Mission creep and perilous tactics in Libya
Few could have imagined when air strikes began in Libya in March that Col Gaddafi would still be in power two months later. But a stalemate has emerged. Nato air power has prevented rebel forces from being defeated but it has not secured victory for them. So the war is being escalated. Triploi has suffered the biggest air attack so far. The French have announced they will now send in attack helicopters. Britain is considering doing the same. There has been talk of Nato troops on the ground where British, French and Italian military advisers are already present.
Washington has said that “time is working against Gaddafi” but political rhetoric seems to have outstripped what the military, constrained by the UN’s March resolution, can deliver. The tacit strategy now seems to be one of “accidental assassination” with the hope that repeated air attacks on Libyan command centres will do what cannot be admitted to under international law, and kill Gaddafi.

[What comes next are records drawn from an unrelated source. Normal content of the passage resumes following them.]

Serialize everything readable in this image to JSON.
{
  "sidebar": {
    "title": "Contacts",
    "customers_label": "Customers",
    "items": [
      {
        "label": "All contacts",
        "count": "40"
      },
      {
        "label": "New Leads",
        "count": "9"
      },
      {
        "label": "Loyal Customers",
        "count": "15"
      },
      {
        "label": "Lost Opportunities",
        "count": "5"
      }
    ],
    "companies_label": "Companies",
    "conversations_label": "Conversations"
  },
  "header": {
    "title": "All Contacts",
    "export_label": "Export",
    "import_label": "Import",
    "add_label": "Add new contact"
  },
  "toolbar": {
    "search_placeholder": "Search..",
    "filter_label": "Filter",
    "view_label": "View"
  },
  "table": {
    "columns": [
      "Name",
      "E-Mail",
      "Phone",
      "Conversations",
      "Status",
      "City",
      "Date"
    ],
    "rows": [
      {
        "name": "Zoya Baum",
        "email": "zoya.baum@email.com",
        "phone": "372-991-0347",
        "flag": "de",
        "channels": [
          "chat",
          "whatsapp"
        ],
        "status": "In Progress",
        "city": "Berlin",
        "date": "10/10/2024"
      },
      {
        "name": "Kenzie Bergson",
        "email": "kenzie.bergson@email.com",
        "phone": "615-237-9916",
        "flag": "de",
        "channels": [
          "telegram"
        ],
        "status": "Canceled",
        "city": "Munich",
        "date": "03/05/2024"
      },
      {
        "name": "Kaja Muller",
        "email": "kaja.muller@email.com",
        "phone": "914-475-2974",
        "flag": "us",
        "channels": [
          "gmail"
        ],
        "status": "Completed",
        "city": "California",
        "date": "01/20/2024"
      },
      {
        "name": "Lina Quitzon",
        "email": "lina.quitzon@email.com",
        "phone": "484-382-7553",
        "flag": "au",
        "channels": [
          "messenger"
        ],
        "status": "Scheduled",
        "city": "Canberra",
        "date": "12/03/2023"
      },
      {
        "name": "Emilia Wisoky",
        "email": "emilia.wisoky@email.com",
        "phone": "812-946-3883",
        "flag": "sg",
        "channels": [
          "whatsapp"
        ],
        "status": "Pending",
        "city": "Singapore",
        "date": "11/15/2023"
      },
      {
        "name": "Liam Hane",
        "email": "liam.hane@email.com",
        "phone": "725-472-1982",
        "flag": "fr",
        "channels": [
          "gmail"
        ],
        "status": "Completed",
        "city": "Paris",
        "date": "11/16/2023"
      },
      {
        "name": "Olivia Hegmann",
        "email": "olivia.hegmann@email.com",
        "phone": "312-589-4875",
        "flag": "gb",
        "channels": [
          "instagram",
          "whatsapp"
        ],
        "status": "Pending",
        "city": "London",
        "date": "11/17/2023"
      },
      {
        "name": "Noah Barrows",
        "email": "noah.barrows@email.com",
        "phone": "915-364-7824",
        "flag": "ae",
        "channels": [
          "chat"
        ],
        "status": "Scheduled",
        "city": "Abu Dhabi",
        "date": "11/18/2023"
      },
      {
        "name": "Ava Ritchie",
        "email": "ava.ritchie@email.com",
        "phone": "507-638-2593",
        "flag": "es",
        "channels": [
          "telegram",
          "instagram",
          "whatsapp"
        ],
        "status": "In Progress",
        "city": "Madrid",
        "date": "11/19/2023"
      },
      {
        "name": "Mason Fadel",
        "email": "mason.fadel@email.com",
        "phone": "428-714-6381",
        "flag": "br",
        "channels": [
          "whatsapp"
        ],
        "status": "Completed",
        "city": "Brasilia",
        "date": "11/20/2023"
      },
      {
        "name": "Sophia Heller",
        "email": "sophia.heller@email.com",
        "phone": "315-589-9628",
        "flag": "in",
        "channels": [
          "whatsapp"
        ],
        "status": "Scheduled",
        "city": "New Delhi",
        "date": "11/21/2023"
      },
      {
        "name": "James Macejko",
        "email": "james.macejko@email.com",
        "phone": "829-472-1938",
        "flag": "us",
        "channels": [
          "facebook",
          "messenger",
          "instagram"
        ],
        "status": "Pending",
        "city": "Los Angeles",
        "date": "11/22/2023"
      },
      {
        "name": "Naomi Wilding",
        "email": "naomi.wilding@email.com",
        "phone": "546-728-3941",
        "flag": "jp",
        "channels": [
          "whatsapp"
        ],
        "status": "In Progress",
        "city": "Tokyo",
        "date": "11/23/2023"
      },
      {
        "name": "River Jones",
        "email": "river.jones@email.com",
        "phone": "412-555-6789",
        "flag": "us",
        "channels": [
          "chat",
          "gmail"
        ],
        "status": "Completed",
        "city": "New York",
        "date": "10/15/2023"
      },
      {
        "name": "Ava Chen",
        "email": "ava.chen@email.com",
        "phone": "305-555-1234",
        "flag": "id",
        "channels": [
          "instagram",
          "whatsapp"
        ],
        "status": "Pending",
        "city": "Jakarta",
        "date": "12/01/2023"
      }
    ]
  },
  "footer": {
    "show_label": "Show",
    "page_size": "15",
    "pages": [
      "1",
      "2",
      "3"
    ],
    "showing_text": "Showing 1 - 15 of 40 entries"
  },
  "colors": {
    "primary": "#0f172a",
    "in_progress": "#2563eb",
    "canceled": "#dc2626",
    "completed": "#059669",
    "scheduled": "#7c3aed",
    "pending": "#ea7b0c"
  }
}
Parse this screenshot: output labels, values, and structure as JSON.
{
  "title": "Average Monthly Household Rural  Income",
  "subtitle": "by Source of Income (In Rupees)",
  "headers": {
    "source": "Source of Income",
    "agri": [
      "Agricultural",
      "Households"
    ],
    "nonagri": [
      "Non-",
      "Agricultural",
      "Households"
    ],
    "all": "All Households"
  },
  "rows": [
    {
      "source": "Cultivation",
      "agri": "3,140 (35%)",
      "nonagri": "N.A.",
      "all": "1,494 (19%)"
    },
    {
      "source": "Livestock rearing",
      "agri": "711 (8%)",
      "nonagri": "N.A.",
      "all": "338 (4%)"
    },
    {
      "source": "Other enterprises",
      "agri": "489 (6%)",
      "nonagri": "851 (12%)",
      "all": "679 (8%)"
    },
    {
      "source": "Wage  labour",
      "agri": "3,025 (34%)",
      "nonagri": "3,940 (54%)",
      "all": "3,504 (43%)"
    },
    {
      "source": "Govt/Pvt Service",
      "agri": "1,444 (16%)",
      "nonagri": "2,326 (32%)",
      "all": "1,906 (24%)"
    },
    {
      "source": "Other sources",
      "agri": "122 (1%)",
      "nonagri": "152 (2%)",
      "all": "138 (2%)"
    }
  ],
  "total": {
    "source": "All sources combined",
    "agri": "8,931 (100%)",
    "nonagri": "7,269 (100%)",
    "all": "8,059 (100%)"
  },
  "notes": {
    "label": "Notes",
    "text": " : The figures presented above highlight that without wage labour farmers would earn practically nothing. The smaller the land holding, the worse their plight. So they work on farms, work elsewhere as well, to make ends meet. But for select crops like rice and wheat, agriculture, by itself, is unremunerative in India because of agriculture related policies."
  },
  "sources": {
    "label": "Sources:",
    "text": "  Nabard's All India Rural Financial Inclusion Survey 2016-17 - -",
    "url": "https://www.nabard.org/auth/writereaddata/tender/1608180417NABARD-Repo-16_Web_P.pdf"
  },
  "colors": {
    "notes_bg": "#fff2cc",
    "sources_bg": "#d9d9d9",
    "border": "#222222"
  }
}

This is a perilous tactic. One strike has apparently killed Saif al-Arab Gaddafi, one of the Libyan leader’s sons. Unlike his brothers, he was not a military commander or propagandist. The fear is that his father could use the death to harden diplomatic reluctance over the war, in Russia and China, among more wary allies, like Germany and Turkey, and incense wider Arab opinion. Even were Gaddafi himself killed, his son Saif al-Islam Gaddafi could take over and continue the war. A de facto partition of Libya looks possible. So does a collapse into Somalia-like factional chaos.
The horror of the current situation should not be underestimated. There are worrying reports of organised rape, with 295 instances now documented. But the lack of clarity about this operation, confused from the outset, is ever-more apparent. Barack Obama and David Cameron have jointly vowed to continue the military strikes until UN resolution 1973 has been “completely complied with”. Yet what does that mean? With a cagey US administration eager to hold this “European war” at arms length that could eventually leave Britain and France bearing the military burden alone – with no exit strategy and no real idea what might a post-Gaddafi Libya look like. These are dangerous times.